Dans le cadre du droit du travail, la gestion des congés payés représente un enjeu majeur pour les salariés et les employeurs. Parmi ces congés, les jours de fractionnement restent un mécanisme souvent méconnu, capable d’offrir jusqu’à deux jours supplémentaires de congés lorsque les congés principaux ne sont pas pris intégralement pendant la période légale. En 2026, la rétroactivité des jours de fractionnement s’impose comme un droit fondamental permettant aux salariés de réclamer des jours non attribués au cours des trois dernières années. Cet article explore en détail les conditions d’octroi, les modalités de calcul de ces jours, ainsi que les démarches à engager pour faire valoir ses droits, dans un contexte réglementaire actualisé et encadré par la présomption légale.

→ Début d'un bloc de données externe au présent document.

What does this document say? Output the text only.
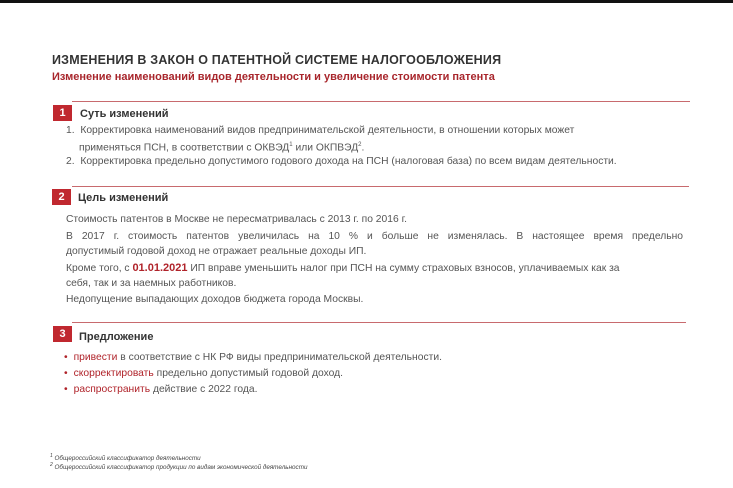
ИЗМЕНЕНИЯ В ЗАКОН О ПАТЕНТНОЙ СИСТЕМЕ НАЛОГООБЛОЖЕНИЯ
Изменение наименований видов деятельности и увеличение стоимости патента
1	Суть изменений
1. Корректировка наименований видов предпринимательской деятельности, в отношении которых может
применяться ПСН, в соответствии с ОКВЭД$^1$ или ОКПВЭД$^2$.
2. Корректировка предельно допустимого годового дохода на ПСН (налоговая база) по всем видам деятельности.
2	Цель изменений
Стоимость патентов в Москве не пересматривалась с 2013 г. по 2016 г.
В 2017 г. стоимость патентов увеличилась на 10 % и больше не изменялась. В настоящее время предельно
допустимый годовой доход не отражает реальные доходы ИП.
Кроме того, с 01.01.2021 ИП вправе уменьшить налог при ПСН на сумму страховых взносов, уплачиваемых как за
себя, так и за наемных работников.
Недопущение выпадающих доходов бюджета города Москвы.
3	Предложение
• привести в соответствие с НК РФ виды предпринимательской деятельности.
• скорректировать предельно допустимый годовой доход.
• распространить действие с 2022 года.
$^1$ Общероссийский классификатор деятельности
$^2$ Общероссийский классификатор продукции по видам экономической деятельности
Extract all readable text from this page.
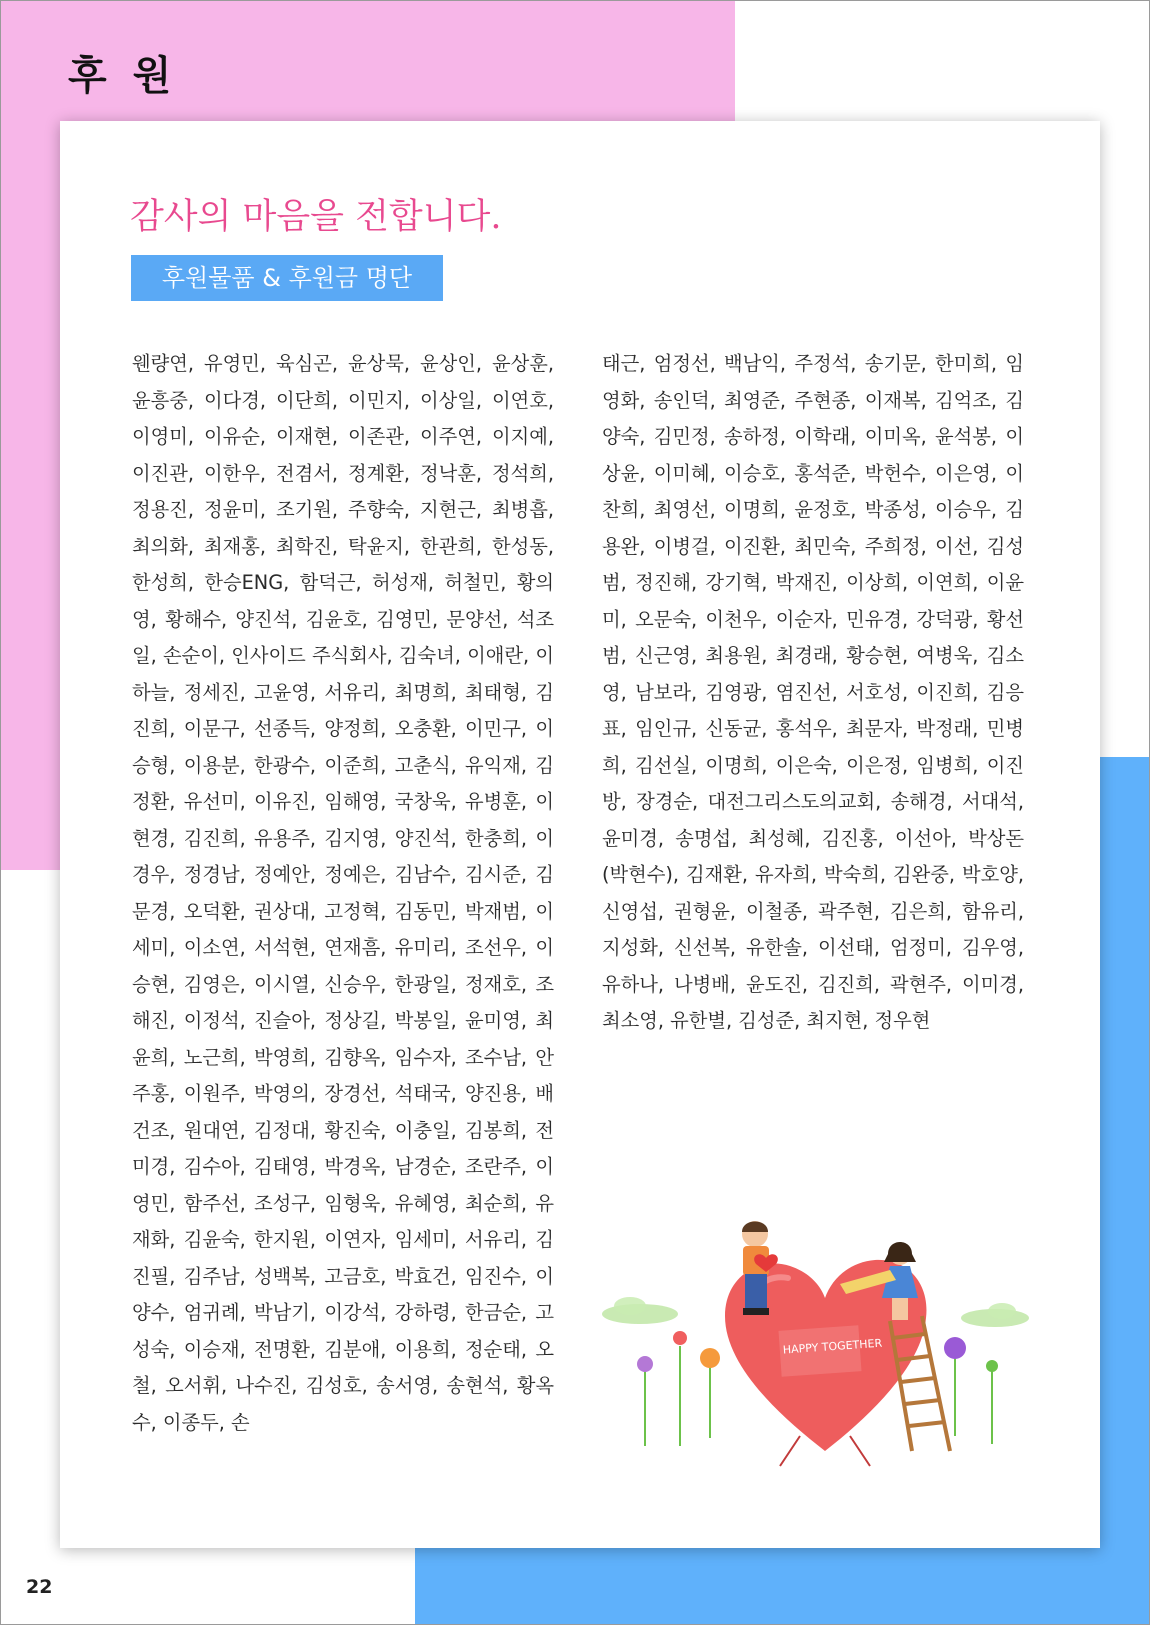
후 원
감사의 마음을 전합니다.
후원물품 & 후원금 명단

웬량연, 유영민, 육심곤, 윤상묵, 윤상인, 윤상훈, 윤흥중, 이다경, 이단희, 이민지, 이상일, 이연호, 이영미, 이유순, 이재현, 이존관, 이주연, 이지예, 이진관, 이한우, 전겸서, 정계환, 정낙훈, 정석희, 정용진, 정윤미, 조기원, 주향숙, 지현근, 최병흡, 최의화, 최재홍, 최학진, 탁윤지, 한관희, 한성동, 한성희, 한승ENG, 함덕근, 허성재, 허철민, 황의영, 황해수, 양진석, 김윤호, 김영민, 문양선, 석조일, 손순이, 인사이드 주식회사, 김숙녀, 이애란, 이하늘, 정세진, 고윤영, 서유리, 최명희, 최태형, 김진희, 이문구, 선종득, 양정희, 오충환, 이민구, 이승형, 이용분, 한광수, 이준희, 고춘식, 유익재, 김정환, 유선미, 이유진, 임해영, 국창욱, 유병훈, 이현경, 김진희, 유용주, 김지영, 양진석, 한충희, 이경우, 정경남, 정예안, 정예은, 김남수, 김시준, 김문경, 오덕환, 권상대, 고정혁, 김동민, 박재범, 이세미, 이소연, 서석현, 연재흠, 유미리, 조선우, 이승현, 김영은, 이시열, 신승우, 한광일, 정재호, 조해진, 이정석, 진슬아, 정상길, 박봉일, 윤미영, 최윤희, 노근희, 박영희, 김향옥, 임수자, 조수남, 안주홍, 이원주, 박영의, 장경선, 석태국, 양진용, 배건조, 원대연, 김정대, 황진숙, 이충일, 김봉희, 전미경, 김수아, 김태영, 박경옥, 남경순, 조란주, 이영민, 함주선, 조성구, 임형욱, 유혜영, 최순희, 유재화, 김윤숙, 한지원, 이연자, 임세미, 서유리, 김진필, 김주남, 성백복, 고금호, 박효건, 임진수, 이양수, 엄귀례, 박남기, 이강석, 강하령, 한금순, 고성숙, 이승재, 전명환, 김분애, 이용희, 정순태, 오철, 오서휘, 나수진, 김성호, 송서영, 송현석, 황옥수, 이종두, 손

태근, 엄정선, 백남익, 주정석, 송기문, 한미희, 임영화, 송인덕, 최영준, 주현종, 이재복, 김억조, 김양숙, 김민정, 송하정, 이학래, 이미옥, 윤석봉, 이상윤, 이미혜, 이승호, 홍석준, 박헌수, 이은영, 이찬희, 최영선, 이명희, 윤정호, 박종성, 이승우, 김용완, 이병걸, 이진환, 최민숙, 주희정, 이선, 김성범, 정진해, 강기혁, 박재진, 이상희, 이연희, 이윤미, 오문숙, 이천우, 이순자, 민유경, 강덕광, 황선범, 신근영, 최용원, 최경래, 황승현, 여병욱, 김소영, 남보라, 김영광, 염진선, 서호성, 이진희, 김응표, 임인규, 신동균, 홍석우, 최문자, 박정래, 민병희, 김선실, 이명희, 이은숙, 이은정, 임병희, 이진방, 장경순, 대전그리스도의교회, 송해경, 서대석, 윤미경, 송명섭, 최성혜, 김진홍, 이선아, 박상돈(박현수), 김재환, 유자희, 박숙희, 김완중, 박호양, 신영섭, 권형윤, 이철종, 곽주현, 김은희, 함유리, 지성화, 신선복, 유한솔, 이선태, 엄정미, 김우영, 유하나, 나병배, 윤도진, 김진희, 곽현주, 이미경, 최소영, 유한별, 김성준, 최지현, 정우현

HAPPY TOGETHER
22
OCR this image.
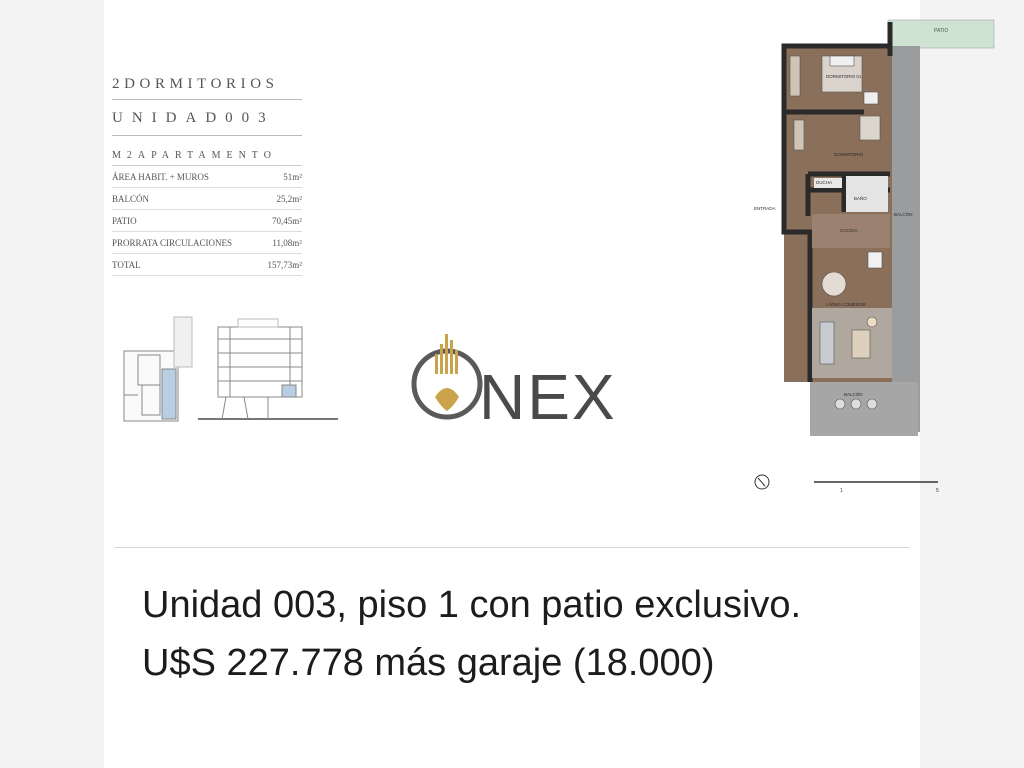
2DORMITORIOS
UNIDAD003
M2APARTAMENTO
ÁREA HABIT. + MUROS	51m²
BALCÓN	25,2m²
PATIO	70,45m²
PRORRATA CIRCULACIONES	11,08m²
TOTAL	157,73m²
NEX
PATIO
DORMITORIO 01
DORMITORIO
DUCHA
BAÑO
ENTRADA
COCINA
LIVING-COMEDOR
BALCÓN
BALCÓN
1	5
Unidad 003, piso 1 con patio exclusivo. U$S 227.778 más garaje (18.000)
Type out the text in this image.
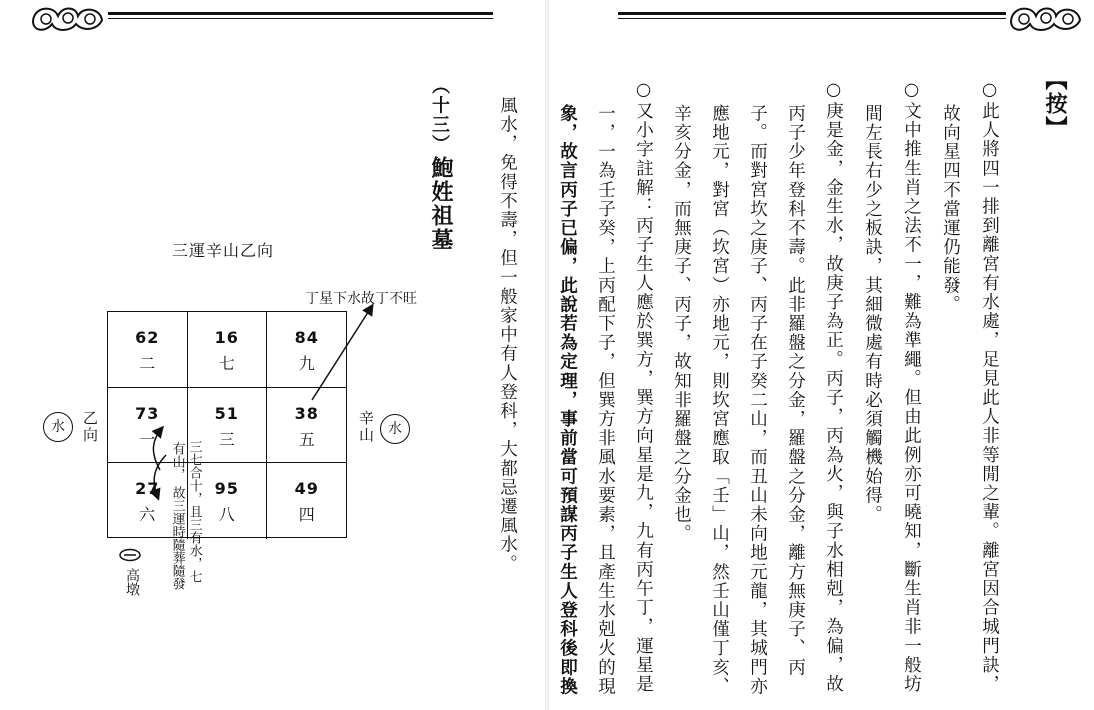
【按】
○此人將四一排到離宮有水處，足見此人非等閒之輩。離宮因合城門訣，
故向星四不當運仍能發。
○文中推生肖之法不一，難為準繩。但由此例亦可曉知，斷生肖非一般坊
間左長右少之板訣，其細微處有時必須觸機始得。
○庚是金，金生水，故庚子為正。丙子，丙為火，與子水相剋，為偏，故
丙子少年登科不壽。此非羅盤之分金，羅盤之分金，離方無庚子、丙
子。而對宮坎之庚子、丙子在子癸二山，而丑山未向地元龍，其城門亦
應地元，對宮（坎宮）亦地元，則坎宮應取「壬」山，然壬山僅丁亥、
辛亥分金，而無庚子、丙子，故知非羅盤之分金也。
○又小字註解：丙子生人應於巽方，巽方向星是九，九有丙午丁，運星是
一，一為壬子癸，上丙配下子，但巽方非風水要素，且產生水剋火的現
象，故言丙子已偏，此說若為定理，事前當可預謀丙子生人登科後即換
風水，免得不壽，但一般家中有人登科，大都忌遷風水。
（十三）
鮑姓祖墓
三運辛山乙向
丁星下水故丁不旺
62
二
16
七
84
九
73
一
51
三
38
五
27
六
95
八
49
四
水	乙向	辛山 水
有山， 三七合十，且三有水，七
故三運時隨葬隨發
高墩
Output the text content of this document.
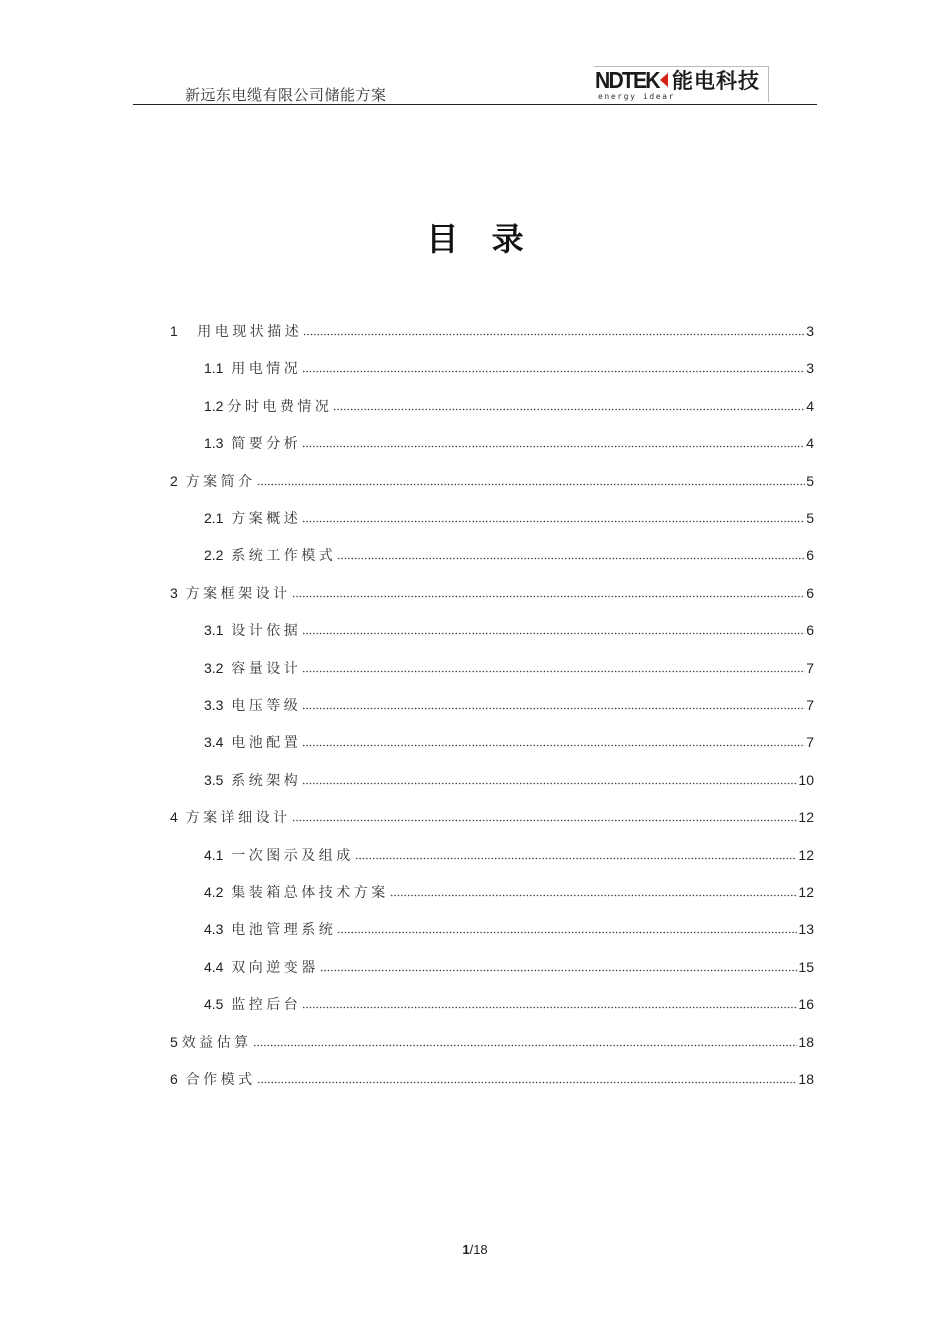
新远东电缆有限公司储能方案
NDTEK 能电科技
energy idear
目 录
1 用电现状描述	3
1.1 用电情况	3
1.2 分时电费情况	4
1.3 简要分析	4
2 方案简介	5
2.1 方案概述	5
2.2 系统工作模式	6
3 方案框架设计	6
3.1 设计依据	6
3.2 容量设计	7
3.3 电压等级	7
3.4 电池配置	7
3.5 系统架构	10
4 方案详细设计	12
4.1 一次图示及组成	12
4.2 集装箱总体技术方案	12
4.3 电池管理系统	13
4.4 双向逆变器	15
4.5 监控后台	16
5 效益估算	18
6 合作模式	18
1/18
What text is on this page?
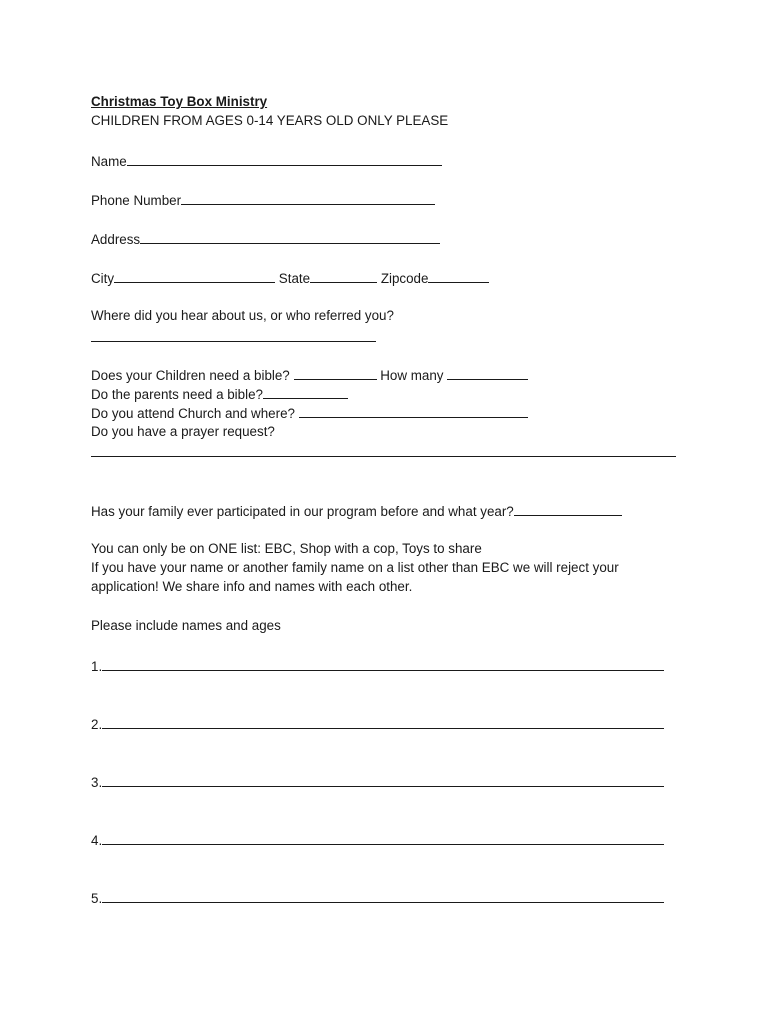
Christmas Toy Box Ministry
CHILDREN FROM AGES 0-14 YEARS OLD ONLY PLEASE
Name
Phone Number
Address
City	State	Zipcode
Where did you hear about us, or who referred you?
Does your Children need a bible?	How many
Do the parents need a bible?
Do you attend Church and where?
Do you have a prayer request?
Has your family ever participated in our program before and what year?
You can only be on ONE list: EBC, Shop with a cop, Toys to share
If you have your name or another family name on a list other than EBC we will reject your
application! We share info and names with each other.
Please include names and ages
1.
2.
3.
4.
5.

Ces dispositions concernent tous les acteurs du secteur privé, du CDI au CDD, en passant par les intérimaires et apprentis, et s’intègrent dans une stratégie globale de gestion du temps et d’optimisation des droits acquis. Les employeurs, comme les responsables RH, sont invités à mieux comprendre ces règles pour prévenir tout contentieux et garantir une application conforme aux obligations légales. La capacité à exploiter la rétroactivité des jours de fractionnement s’avère ainsi un levier important pour renforcer la qualité de vie au travail et améliorer la satisfaction des collaborateurs.

  • Les jours de fractionnement s’appliquent uniquement aux 20 premiers jours ouvrables de congés payés.
  • Un jour ou deux jours supplémentaires peuvent être attribués selon la durée des congés pris en dehors de la période légale (1er mai – 31 octobre).
  • Tout salarié du secteur privé, quel que soit son statut, peut prétendre à ces jours, à condition d’avoir acquis des droits suffisants.
  • La rétroactivité permet de réclamer les jours non attribués au cours des trois dernières années, délai au-delà duquel le droit s’éteint.
  • Les démarches pour obtenir ces jours débutent par une résolution à l’amiable et peuvent évoluer vers un recours juridique en cas de refus.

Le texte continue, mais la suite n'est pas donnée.